As director, Cooper seems to be constructing his own piece of self-canonization, playing a self-destructive rock star for the ages in a way that suggests his stardom matches it. He is stamping himself with legitimacy, erasing his earlier days as the punchable schmuck in comedies like The Hangover (though not totally, as Hangover director Todd Philips shows up here as a producer). It sniffs of Tom Hanks making people forget about The Burbs with Philadelphia. It doesn’t distract him from filmmaking, of which I’d describe as somewhere between David O. Russell and The Last Waltz. But Cooper’s performance scratches through dialogue like Christian Bale’s Batman, often sounding like someone who just landed off the red-eye from Las Vegas. It’s a solid piece of acting, but one that requires more of him as a musician than anything else, and the problem is that we know that Cooper is capable of something more.

In his one-on-one scenes with Gaga as well as Sam Elliot (who is very good as a much-older brother and oftentimes babysitter), we get glimpses of a real person there, but otherwise we’re getting some standard superstar myopia, all stumbling and bumbling, without any of the charm from his scenes with Ally. As Ally, Lady Gaga shows her chops. I’m about as unacquainted with the Lady Gaga phenomenon as one can be, only knowing a handful of songs, one entertaining Super Bowl halftime show, and a Golden Globes acceptance speech (for American Horror Story) that – I must confess – I mocked for its earnest sincerity. But her performance here is the best thing about A Star is Born, and unlike Cooper, it goes well beyond her ability to perform on the stage, which is obvious in its own right.

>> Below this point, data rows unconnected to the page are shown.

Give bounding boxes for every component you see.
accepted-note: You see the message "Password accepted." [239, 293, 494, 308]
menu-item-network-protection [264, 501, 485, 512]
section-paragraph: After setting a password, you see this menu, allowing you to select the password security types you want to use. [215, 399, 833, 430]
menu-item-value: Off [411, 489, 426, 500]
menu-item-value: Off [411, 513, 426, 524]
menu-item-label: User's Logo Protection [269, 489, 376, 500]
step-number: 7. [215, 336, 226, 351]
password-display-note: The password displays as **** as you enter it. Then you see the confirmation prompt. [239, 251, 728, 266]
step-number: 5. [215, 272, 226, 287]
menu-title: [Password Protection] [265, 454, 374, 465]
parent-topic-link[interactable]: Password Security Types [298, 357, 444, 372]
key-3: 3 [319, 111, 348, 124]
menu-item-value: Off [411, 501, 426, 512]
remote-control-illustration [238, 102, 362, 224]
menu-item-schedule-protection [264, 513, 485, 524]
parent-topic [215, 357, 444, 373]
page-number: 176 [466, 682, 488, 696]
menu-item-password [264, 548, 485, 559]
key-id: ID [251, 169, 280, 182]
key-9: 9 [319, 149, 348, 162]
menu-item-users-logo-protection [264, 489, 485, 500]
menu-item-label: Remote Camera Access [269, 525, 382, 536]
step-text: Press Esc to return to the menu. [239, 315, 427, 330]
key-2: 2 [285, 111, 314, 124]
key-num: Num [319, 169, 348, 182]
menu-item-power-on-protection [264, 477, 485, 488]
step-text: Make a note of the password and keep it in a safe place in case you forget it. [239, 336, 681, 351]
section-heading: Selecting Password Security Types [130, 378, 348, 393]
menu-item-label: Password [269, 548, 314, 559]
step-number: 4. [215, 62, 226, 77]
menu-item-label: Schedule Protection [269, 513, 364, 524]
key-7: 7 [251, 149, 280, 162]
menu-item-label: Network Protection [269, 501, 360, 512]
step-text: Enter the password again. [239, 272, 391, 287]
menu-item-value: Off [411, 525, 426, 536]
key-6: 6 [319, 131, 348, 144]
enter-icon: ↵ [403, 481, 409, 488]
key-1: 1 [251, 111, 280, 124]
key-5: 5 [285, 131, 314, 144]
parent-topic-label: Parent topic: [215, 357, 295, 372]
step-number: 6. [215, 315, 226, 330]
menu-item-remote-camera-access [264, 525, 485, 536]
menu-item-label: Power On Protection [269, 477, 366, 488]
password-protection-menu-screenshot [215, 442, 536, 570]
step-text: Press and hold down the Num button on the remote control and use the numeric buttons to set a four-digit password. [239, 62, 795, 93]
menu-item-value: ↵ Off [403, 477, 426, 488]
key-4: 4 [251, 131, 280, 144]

The performance is vulnerable, charming and heartbreaking at all the right moments, and because she’s been a pop star for so long, she has a preternatural understanding of how the way you sing a song can greatly affect the way it plays. I’m not familiar enough with her as a person to know how closely Ally’s career trajectory mirrors her own, but the singer-turned-actress has an effortless quality in this person’s skin, making her meteoric rise very easy to root for. But for a movie that puts so much stock into artists having “something to say”, I had a very tough time trying to figure out what exactly A Star is Born was trying to say, outside “being famous is more fun than not being famous” and “being an addict isn’t great”. For those familiar with the earlier versions, we know the end presents an incredible tragedy, and I’m not sure this film earns it. There’s a bit too much borrowed here for its voice to be unique, so it instead it puts the onus on its stars to carry the load. For many, that may just be enough.